Fast, Ring-Based Design of 3-D Stacked DRAM

摘要

As computer memory increases in size and processors continue to get faster, the memory subsystem becomes a bottleneck to system performance. To mitigate the relatively slow dynamic random access memory (DRAM) chip speeds, a new generation of 3-D stacked DRAM is being developed, with lower power consumption and higher bandwidth. This paper proposes the use of 3-D ring-based data fabrics for fast data transfer between the chips in the 3-D stacked DRAM. The ring-based data fabric uses a fast standing wave oscillator to clock its transactions. With a fast clocking scheme and multiple channels sharing the same bus, more channels are utilized while significantly reducing the number of through-silicon vias.
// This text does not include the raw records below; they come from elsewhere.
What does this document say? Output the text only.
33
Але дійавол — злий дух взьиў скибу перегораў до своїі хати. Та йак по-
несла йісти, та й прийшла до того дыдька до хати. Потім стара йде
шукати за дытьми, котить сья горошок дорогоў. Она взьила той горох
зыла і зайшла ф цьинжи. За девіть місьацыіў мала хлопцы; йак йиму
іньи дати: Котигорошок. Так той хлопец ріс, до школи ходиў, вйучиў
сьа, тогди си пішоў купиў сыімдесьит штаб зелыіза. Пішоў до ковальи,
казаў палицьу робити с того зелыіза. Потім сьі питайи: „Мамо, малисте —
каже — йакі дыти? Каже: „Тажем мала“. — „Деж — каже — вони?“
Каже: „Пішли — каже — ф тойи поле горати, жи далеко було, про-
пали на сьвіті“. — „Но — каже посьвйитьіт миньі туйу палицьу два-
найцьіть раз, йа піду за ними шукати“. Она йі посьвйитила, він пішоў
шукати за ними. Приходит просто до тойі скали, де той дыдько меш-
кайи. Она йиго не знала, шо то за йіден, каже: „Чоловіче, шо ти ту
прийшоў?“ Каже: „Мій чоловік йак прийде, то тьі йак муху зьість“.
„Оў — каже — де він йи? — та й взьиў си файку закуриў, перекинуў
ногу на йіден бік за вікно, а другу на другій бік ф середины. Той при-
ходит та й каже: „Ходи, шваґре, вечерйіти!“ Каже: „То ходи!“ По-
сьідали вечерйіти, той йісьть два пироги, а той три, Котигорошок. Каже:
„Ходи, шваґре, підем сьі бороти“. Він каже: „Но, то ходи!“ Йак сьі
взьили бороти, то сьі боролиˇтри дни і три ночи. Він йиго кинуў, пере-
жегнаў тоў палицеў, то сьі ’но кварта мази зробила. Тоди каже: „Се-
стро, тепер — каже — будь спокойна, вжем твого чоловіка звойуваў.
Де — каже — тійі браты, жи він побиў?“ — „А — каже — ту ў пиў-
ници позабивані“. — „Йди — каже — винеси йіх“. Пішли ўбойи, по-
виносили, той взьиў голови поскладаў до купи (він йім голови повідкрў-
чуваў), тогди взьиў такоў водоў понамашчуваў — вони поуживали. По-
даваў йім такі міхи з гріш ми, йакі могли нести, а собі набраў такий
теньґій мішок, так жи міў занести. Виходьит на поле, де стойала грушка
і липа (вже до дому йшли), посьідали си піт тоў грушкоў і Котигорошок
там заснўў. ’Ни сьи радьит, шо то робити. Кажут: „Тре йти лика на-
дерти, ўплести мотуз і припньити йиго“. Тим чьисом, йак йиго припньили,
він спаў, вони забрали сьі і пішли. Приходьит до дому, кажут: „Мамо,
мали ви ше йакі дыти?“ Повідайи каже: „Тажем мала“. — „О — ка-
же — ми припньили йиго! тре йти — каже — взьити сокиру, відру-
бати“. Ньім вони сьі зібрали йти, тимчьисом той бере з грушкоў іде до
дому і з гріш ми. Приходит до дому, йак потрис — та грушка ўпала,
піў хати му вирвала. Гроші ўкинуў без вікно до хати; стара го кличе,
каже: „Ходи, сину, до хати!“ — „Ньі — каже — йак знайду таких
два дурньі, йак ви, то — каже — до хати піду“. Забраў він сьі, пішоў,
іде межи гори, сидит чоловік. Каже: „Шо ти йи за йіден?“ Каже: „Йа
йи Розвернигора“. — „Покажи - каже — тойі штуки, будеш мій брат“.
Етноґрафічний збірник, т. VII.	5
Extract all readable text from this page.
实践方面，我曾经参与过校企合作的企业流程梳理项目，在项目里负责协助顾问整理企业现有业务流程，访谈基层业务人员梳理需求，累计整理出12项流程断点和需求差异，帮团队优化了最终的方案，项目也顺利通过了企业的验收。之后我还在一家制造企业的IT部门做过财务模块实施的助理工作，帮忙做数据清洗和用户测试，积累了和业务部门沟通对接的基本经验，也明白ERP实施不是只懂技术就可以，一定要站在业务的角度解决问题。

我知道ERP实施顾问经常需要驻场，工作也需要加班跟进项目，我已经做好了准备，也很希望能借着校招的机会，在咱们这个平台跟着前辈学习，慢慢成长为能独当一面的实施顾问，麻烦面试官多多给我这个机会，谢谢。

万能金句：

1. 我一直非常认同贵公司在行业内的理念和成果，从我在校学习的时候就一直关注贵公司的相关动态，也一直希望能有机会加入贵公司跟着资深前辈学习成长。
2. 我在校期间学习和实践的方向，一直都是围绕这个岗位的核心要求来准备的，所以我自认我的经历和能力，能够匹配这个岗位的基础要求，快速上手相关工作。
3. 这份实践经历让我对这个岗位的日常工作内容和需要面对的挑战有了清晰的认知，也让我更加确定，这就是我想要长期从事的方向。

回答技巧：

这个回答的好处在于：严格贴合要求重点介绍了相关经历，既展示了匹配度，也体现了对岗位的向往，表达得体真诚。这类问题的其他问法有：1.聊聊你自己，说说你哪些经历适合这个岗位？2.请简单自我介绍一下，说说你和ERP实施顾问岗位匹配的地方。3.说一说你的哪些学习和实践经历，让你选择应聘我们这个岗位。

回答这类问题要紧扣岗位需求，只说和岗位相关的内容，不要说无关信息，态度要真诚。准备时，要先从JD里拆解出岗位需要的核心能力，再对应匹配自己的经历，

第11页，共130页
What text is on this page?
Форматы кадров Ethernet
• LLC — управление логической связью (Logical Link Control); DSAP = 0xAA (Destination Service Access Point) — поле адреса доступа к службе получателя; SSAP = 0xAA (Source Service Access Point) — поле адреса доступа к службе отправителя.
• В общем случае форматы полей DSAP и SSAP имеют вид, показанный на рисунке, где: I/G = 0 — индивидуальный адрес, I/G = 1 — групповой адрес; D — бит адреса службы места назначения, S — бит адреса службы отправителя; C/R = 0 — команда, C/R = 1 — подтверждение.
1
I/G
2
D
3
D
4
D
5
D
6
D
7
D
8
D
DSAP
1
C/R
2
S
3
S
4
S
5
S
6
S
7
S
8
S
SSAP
Our memory architecture using a ring-based scheme (MARS) can effectively trade off power, throughput, and latency to improve the system performance for different application spaces. Experimental results show that our ring-based data fabric can reduce read latencies and power consumption. MARS variants can deliver better latency (up to similar to 4x), power (up to similar to 8x), and performance per watt (up to similar to 8x) over high bandwidth memory. We also compare our approach withWide I/O, which is designed for power-constrained systems. MARS variants provide better latency (up to similar to 8x) with similar performance per watt.